In an admirable essay before the Massachusetts Horticultural Society, Mr. J. G. Barker gave his views as to the proper ideas to rule in cemetery gardening, which may be briefly summed up as follows:
There should be perfect security and permanence in the title and against intrusion.
Insuring peaceful quiet and perfect repose to all who may be brought within the sacred limits.
The landscape should embrace a diversified surface of land and water.
The area should be covered with green turf in broad stretches.
Shaded by umbrageous trees, singly distributed at intervals or in open groups.
And reaching on either side to masses of foliage of different hues, deciduous or evergreen, according to the situation. The outside boundaries should be concealed by these, and at the same time, from various commanding eminences, open and unobstructed vistas across the demesne and to distant objects of interest, should be carefully preserved.
Easy access to all parts of the ground should be provided by smooth hard roads and paths, kept in perfect order.
Above all, we should enjoin severe simplicity and strictly good taste in the decoration of the graves and the mementoes offered to the dear departed ones.

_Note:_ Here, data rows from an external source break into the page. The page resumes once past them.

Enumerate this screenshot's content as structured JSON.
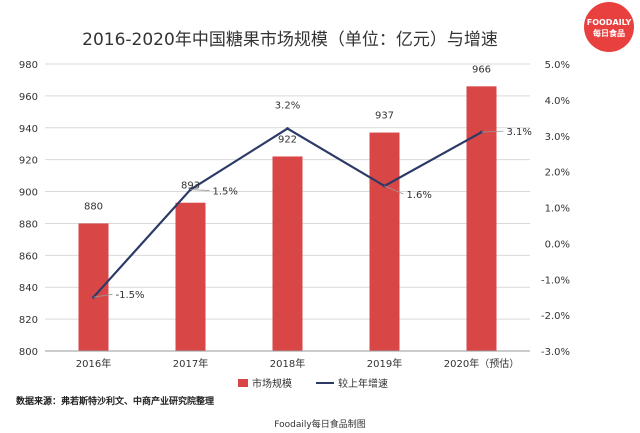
{
  "logo": {
    "line1": "FOODAILY",
    "line2": "每日食品",
    "color": "#e8403f"
  },
  "source_note": "数据来源：弗若斯特沙利文、中商产业研究院整理",
  "footer": "Foodaily每日食品制图",
  "colors": {
    "bar": "#d94646",
    "line": "#2b3a67",
    "grid": "#d9d9d9",
    "axis": "#999999"
  },
  "chart_data": {
    "type": "bar",
    "title": "2016-2020年中国糖果市场规模（单位：亿元）与增速",
    "categories": [
      "2016年",
      "2017年",
      "2018年",
      "2019年",
      "2020年（预估）"
    ],
    "series": [
      {
        "name": "市场规模",
        "type": "bar",
        "axis": "left",
        "values": [
          880,
          893,
          922,
          937,
          966
        ],
        "labels": [
          "880",
          "893",
          "922",
          "937",
          "966"
        ]
      },
      {
        "name": "较上年增速",
        "type": "line",
        "axis": "right",
        "values": [
          -1.5,
          1.5,
          3.2,
          1.6,
          3.1
        ],
        "labels": [
          "-1.5%",
          "1.5%",
          "3.2%",
          "1.6%",
          "3.1%"
        ]
      }
    ],
    "ylim_left": [
      800,
      980
    ],
    "yticks_left": [
      "800",
      "820",
      "840",
      "860",
      "880",
      "900",
      "920",
      "940",
      "960",
      "980"
    ],
    "ylim_right": [
      -3.0,
      5.0
    ],
    "yticks_right": [
      "-3.0%",
      "-2.0%",
      "-1.0%",
      "0.0%",
      "1.0%",
      "2.0%",
      "3.0%",
      "4.0%",
      "5.0%"
    ],
    "grid": true,
    "legend_position": "bottom"
  }
}
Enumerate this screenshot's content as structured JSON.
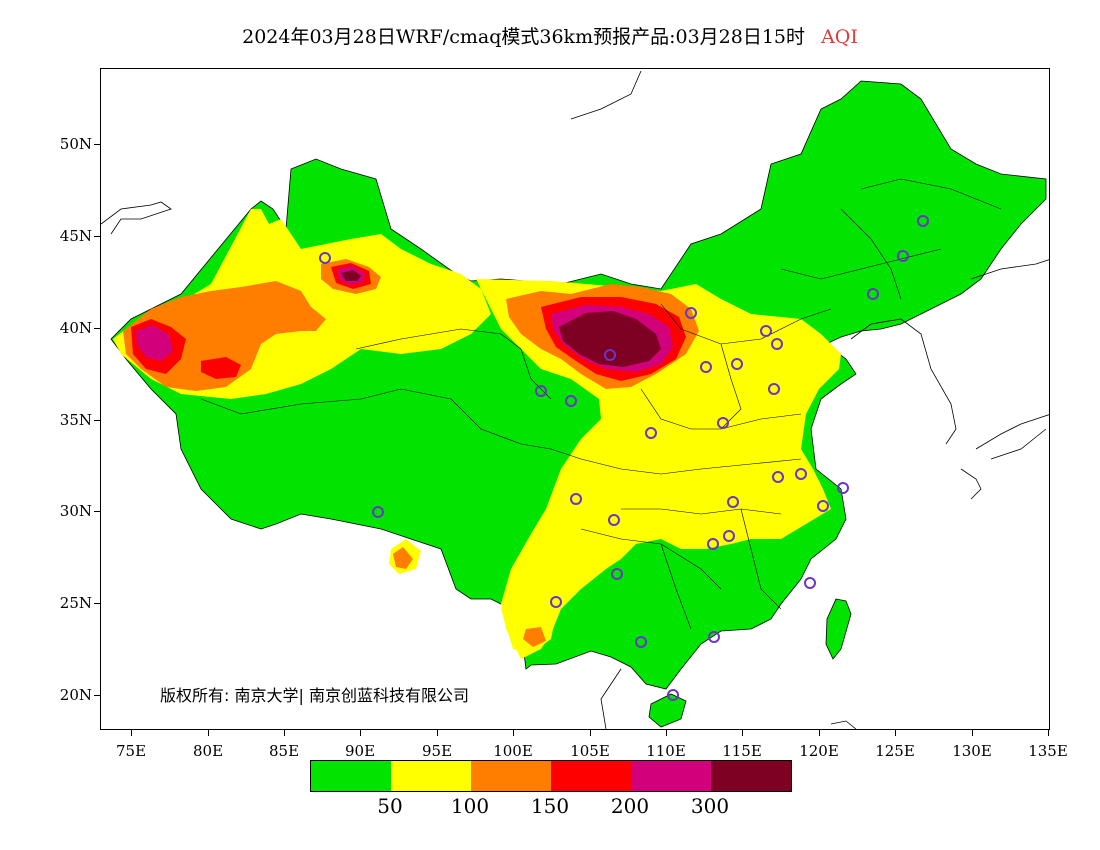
{
  "title": {
    "main": "2024年03月28日WRF/cmaq模式36km预报产品:03月28日15时",
    "variable": "AQI",
    "variable_color": "#e23a3a"
  },
  "axes": {
    "lat_labels": [
      "50N",
      "45N",
      "40N",
      "35N",
      "30N",
      "25N",
      "20N"
    ],
    "lon_labels": [
      "75E",
      "80E",
      "85E",
      "90E",
      "95E",
      "100E",
      "105E",
      "110E",
      "115E",
      "120E",
      "125E",
      "130E",
      "135E"
    ]
  },
  "copyright": "版权所有: 南京大学| 南京创蓝科技有限公司",
  "legend": {
    "colors": [
      "#00e400",
      "#ffff00",
      "#ff7e00",
      "#ff0000",
      "#d2007a",
      "#7e0023"
    ],
    "labels": [
      "50",
      "100",
      "150",
      "200",
      "300"
    ]
  },
  "colors": {
    "good": "#00e400",
    "moderate": "#ffff00",
    "usg": "#ff7e00",
    "unhealthy": "#ff0000",
    "very_unhealthy": "#d2007a",
    "hazardous": "#7e0023",
    "station_marker": "#6a35c8"
  }
}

In the modern rural cemetery we want no selfish repellent and obtrusive fences as enclosures to our lots, ever decaying and ever reminding us of the egotistical claims and pretensions of individuals in this common meeting place of rich and poor, where all of us, from the highest to the lowest, are at last reduced to a common level and to a condition in which there is and should be no respect of persons.
Lastly, and in connection with the sentiments already presented, as appropriate accompaniments and conditions of the sacred precincts of the cemetery, let us carefully avoid another great danger that is incurred in our desire to pay due respect to the memory of our dead; let us avoid making such a sacred spot appear to be only one vast advertisement of the stonecutter's thriving trade. Instead of the constant repetition of granite and marble, shaft and obelisk, or pretentious mausoleum or cenotaph, some persons will prefer to place a mass of native rock, partially faced for an inscription. Others, again, will prefer to mark 'the spot most dear of all the earth beside' by planting a memorial tree to mark the last resting place of their dear departed friends".